THE PLAYERS Championship – History

THE PLAYERS Championship - History
(Michele and Tom Grimm/Alamy)

When PGA TOUR Commissioner Deane Beman conceived the idea for a new event he called the Tournament Players Championship (you know it today as THE PLAYERS Championship), he had a hard time finding a place on the schedule for his new creation. His solution? Take the first-year event to an existing city already hosting a PGA TOUR tournament and go from there. 

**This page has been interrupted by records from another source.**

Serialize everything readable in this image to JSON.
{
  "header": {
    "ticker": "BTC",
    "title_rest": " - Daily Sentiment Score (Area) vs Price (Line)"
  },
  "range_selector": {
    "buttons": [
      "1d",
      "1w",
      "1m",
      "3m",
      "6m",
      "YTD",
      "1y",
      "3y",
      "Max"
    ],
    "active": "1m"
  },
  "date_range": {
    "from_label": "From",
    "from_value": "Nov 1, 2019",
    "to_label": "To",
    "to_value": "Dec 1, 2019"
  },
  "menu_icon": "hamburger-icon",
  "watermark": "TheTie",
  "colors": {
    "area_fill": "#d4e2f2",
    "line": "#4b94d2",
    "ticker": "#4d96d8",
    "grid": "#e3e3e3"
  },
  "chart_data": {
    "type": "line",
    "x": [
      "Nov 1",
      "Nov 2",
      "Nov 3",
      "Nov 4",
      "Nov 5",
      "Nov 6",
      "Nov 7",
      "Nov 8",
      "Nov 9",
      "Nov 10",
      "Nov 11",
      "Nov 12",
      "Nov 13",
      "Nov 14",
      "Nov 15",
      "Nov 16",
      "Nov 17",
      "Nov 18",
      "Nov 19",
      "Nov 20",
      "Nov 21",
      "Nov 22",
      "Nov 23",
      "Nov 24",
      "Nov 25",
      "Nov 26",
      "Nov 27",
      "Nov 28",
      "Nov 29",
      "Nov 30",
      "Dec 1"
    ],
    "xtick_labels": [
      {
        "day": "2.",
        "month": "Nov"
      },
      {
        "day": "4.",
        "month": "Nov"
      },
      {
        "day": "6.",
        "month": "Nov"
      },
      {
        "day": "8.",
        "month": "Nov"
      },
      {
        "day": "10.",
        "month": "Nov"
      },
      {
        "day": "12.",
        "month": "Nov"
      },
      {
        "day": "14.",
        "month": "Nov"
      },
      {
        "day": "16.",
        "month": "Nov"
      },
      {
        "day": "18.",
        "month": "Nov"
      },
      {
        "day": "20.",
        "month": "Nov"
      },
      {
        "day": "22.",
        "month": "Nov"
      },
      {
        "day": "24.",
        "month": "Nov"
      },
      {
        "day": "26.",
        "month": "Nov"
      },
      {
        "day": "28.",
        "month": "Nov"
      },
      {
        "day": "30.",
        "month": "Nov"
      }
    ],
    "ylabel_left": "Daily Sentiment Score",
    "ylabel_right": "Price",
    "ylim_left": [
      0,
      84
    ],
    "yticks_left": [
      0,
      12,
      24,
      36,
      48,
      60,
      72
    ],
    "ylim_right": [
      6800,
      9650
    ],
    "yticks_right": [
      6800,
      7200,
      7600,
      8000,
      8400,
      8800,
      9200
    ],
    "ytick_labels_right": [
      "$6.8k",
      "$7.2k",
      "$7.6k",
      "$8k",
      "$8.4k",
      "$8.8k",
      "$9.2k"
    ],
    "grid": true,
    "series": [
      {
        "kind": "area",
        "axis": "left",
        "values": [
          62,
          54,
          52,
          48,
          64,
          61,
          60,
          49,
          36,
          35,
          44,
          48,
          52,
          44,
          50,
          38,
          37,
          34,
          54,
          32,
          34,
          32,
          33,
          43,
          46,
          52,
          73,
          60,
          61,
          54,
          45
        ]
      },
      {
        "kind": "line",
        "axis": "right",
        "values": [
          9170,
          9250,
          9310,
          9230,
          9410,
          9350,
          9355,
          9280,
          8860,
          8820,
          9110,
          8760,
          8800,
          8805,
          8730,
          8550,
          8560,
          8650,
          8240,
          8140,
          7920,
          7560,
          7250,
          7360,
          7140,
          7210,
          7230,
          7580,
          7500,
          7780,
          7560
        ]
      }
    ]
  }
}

In the first year of THE PLAYERS, Atlanta Country Club was the site, the long-time host of the Atlanta Golf Classic. Year two saw the tournament move to Fort Worth, Texas, and venerable Colonial Country Club, the Colonial National Invitation going on a one-year hiatus. Year three? Same thing, but at Inverarry Country Club in South Florida.

Sawgrass Move

In 1977, Beman moved the tournament to Sawgrass Country Club in Ponte Vedra Beach, Florida, supplanting the Greater Jacksonville Open on the schedule. Instead of the tournament moving away from Sawgrass in 1978, Beman had found a home for his tournament inasmuch as he had grand designs on the TOUR moving its headquarters from Washington, D.C., to the sleepy North Florida enclave, which it did, in 1979.

The thing was, though, while Beman wanted Ponte Vedra Beach as the tournament’s permanent host city, he didn’t see its newest home as the future. Beman had his eye on another—how should we say?—more interesting piece of real estate. 

$1 Purchase 

Across A1A from Sawgrass Country Club, Beman had taken a parcel of land donated to the TOUR for $1, he hired architect Pete Dye and asked Dye to turn swampland at the time called Innlet Beach into THE PLAYERS’ permanent home with a snazzy new name—the Tournament Players Club at Sawgrass, eventually shortened to TPC Sawgrass. After five playings of THE PLAYERS at Sawgrass Country Club, the tournament made its move in 1982, and it’s called TPC Sawgrass home since.

Not everybody immediately embraced Dye’s design. Some players felt the newly built course was unfair, especially around the greens, and they weren’t shy about making their feelings known. Tom Kite and Tom Watson, among many others, took painstaking time to detail their thoughts about every hole, especially the greens that they mailed to Beman. In a letter to the commissioner, Kite wrote, “As I mentioned before, I think that the concept of the greens at the Players Club is all wrong in that the greens all slope off in every direction to such a degree that it is impossible to hit a shot and know until it reacts to the green which way it will roll.” 

Renovations and Revisions

Beman, relying on his experience, as a player, read and listened to all the feedback and eventually created a committee of players—Jim Colbert, Ben Crenshaw, Hale Irwin, Jack Nicklaus, and Ed Sneed—to work with Dye on renovations and revisions following the 1983 tournament. The greens became less severe, and Dye narrowed some fairways. The course, bit by bit, became more refined looking, as well, the built-in grass bleachers surrounding some tee boxes (No. 1, for example) eventually going away primarily because of maintenance issues (try cutting a tiered, grass lawn every few days). The par-3 17th, with its peninsula green, became one of the most-famous holes in golf and, like Augusta National, the entire course developed into a well-known venue, one fans knew well, as the tournament kept coming back year after year. 

Now in its 42nd year of hosting the tournament (the TOUR canceled the 2020 PLAYERS due to the global pandemic), TPC Sawgrass has come a long way from its infancy when Nicklaus famously said in 1983, “I never was much good at playing 4-iron shots to the hoods of cars. That’s about the size of the targets you’re aiming at on these greens.”

After his comment that brought a laugh to the assembled media, Nicklaus paused and said, “Eventually, this is going to turn out to be a fine, fine golf course.”